この瞬間も、世界中に、苦しむ動物がいる。
並大抵の苦しみではない。
誰も耐えられない、地獄の苦しみだ。
人間のために尽くしてくれた動物たちが、
人間の手で地獄の拷問にかけられる。
理不尽の極みだ。
どこを探しても、こんな理不尽は存在しない。
今の私には、どうすることもできない。
その苦しみを、その悲しみを、その絶望を、
彼らの涙を、彼らの悲鳴を、彼らの哀願を知りながら、
私にはどうすることもできない。
だから祈る。
だからせめて、一心に祈る。
華厳とともに祈る。
華厳大悲の力の祈りを、地の果てまで届かせる。
この心のすべてで、この世の果てまで届けと、渾身の祈りを捧げる。
南無華厳。
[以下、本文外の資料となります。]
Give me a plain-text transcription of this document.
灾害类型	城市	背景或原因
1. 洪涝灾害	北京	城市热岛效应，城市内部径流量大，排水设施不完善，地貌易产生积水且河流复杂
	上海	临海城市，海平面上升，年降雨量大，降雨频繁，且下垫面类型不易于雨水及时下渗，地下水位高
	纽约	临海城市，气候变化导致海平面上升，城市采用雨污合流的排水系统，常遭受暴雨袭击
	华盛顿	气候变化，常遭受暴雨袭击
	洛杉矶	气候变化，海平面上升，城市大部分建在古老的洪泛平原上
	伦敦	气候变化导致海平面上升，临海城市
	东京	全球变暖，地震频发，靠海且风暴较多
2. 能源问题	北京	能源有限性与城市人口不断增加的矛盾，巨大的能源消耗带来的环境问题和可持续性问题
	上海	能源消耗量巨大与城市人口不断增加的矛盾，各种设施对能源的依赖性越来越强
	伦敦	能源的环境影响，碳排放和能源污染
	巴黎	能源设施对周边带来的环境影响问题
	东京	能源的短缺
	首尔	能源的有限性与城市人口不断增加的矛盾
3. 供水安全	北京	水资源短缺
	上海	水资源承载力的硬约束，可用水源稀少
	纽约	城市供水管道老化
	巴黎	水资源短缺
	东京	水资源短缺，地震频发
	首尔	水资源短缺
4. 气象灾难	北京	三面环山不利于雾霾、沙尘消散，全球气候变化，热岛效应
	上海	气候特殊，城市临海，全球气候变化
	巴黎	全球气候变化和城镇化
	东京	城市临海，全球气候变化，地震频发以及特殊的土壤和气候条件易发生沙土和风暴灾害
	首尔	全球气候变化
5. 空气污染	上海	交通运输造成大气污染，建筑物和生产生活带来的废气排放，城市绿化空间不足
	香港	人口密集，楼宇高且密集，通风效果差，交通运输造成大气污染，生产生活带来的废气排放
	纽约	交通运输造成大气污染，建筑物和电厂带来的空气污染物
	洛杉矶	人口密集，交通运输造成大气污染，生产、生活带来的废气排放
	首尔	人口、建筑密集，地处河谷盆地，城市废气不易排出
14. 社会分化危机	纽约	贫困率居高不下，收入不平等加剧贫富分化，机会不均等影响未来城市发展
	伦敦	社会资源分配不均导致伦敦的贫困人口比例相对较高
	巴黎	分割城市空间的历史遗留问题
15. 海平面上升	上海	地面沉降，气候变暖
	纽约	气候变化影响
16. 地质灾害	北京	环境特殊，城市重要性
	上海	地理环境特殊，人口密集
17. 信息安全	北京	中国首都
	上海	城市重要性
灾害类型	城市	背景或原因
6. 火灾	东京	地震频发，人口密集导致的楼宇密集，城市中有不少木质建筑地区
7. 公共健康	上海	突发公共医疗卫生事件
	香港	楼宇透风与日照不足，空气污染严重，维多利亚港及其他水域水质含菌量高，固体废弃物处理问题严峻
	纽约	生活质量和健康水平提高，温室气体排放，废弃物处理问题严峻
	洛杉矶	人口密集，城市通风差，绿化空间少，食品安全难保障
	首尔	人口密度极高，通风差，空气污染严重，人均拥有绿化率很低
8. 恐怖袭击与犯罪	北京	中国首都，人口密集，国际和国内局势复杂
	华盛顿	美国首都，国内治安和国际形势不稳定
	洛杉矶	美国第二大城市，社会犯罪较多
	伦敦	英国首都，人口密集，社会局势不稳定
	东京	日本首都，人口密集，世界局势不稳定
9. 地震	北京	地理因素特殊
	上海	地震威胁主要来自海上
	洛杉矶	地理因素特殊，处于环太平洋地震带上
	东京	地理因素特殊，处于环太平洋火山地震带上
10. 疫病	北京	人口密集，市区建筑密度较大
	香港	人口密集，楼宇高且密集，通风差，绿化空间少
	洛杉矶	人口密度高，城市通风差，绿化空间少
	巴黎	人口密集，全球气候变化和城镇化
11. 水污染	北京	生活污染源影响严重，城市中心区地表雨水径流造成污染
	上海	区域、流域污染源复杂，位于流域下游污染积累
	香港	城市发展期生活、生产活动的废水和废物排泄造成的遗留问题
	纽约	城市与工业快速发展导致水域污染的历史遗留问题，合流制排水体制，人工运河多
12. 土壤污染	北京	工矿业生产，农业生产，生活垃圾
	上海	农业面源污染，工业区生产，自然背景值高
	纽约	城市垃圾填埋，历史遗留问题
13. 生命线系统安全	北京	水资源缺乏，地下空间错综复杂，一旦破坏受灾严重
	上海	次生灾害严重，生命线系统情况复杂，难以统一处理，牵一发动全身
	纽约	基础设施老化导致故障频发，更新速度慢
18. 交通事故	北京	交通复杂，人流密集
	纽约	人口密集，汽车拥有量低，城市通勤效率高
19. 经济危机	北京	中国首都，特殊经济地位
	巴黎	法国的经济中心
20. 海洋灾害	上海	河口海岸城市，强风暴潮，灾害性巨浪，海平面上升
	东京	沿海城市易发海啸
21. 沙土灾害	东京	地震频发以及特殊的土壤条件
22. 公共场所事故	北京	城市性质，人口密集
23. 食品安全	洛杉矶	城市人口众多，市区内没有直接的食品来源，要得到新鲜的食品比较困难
南無華厳真法界。南無華厳大悲界。
摩訶華厳。摩訶華厳大悲力。摩訶華厳玄導冥加。
一念永劫華厳空。一念無辺大悲空。一念無限菩薩道。
大悲界よ、どうかあの子たちを偉大な愛で迎えたまえ。
大悲界よ、どうかあの子たちを偉大な愛で包みたまえ。
あの子たちを偉大な愛の光で抱き締めてください!!
あの子たちを偉大な愛の涙で癒してあげてください!!
菩薩も泣いている。
あの子たちの悲しみに、泣いている。
菩薩は、あの子たちと一緒に、あの子たちと一体になって、
その痛みのすべてを、その苦しみのすべてを、分かち合っている。
どれほどの痛みか!!どれほどの苦しみか!!菩薩は同体となって思い知る。
この理不尽の地獄を、この極限の苦痛を、
偉大な調和から逸脱した無法の実態を、
偉大な摂理を無視した無法者の無情を、菩薩は我が身で思い知るのだ。
だからこそ、菩薩の祈りは無限の祈りとなる。
だからこそ、菩薩の祈りは大悲界まで突き抜ける。
狼の山に雨が降る。
あの子たちと菩薩の涙が、雨となって山を濡らす。
レクイエムが聴こえる。
大悲界の荘厳なレクイエムが、森に響き渡る。
不思議なことに、
上の「狼の山の華厳」の絵が、濡れていた。
部屋の中にもかかわらず、一面に濡れていた。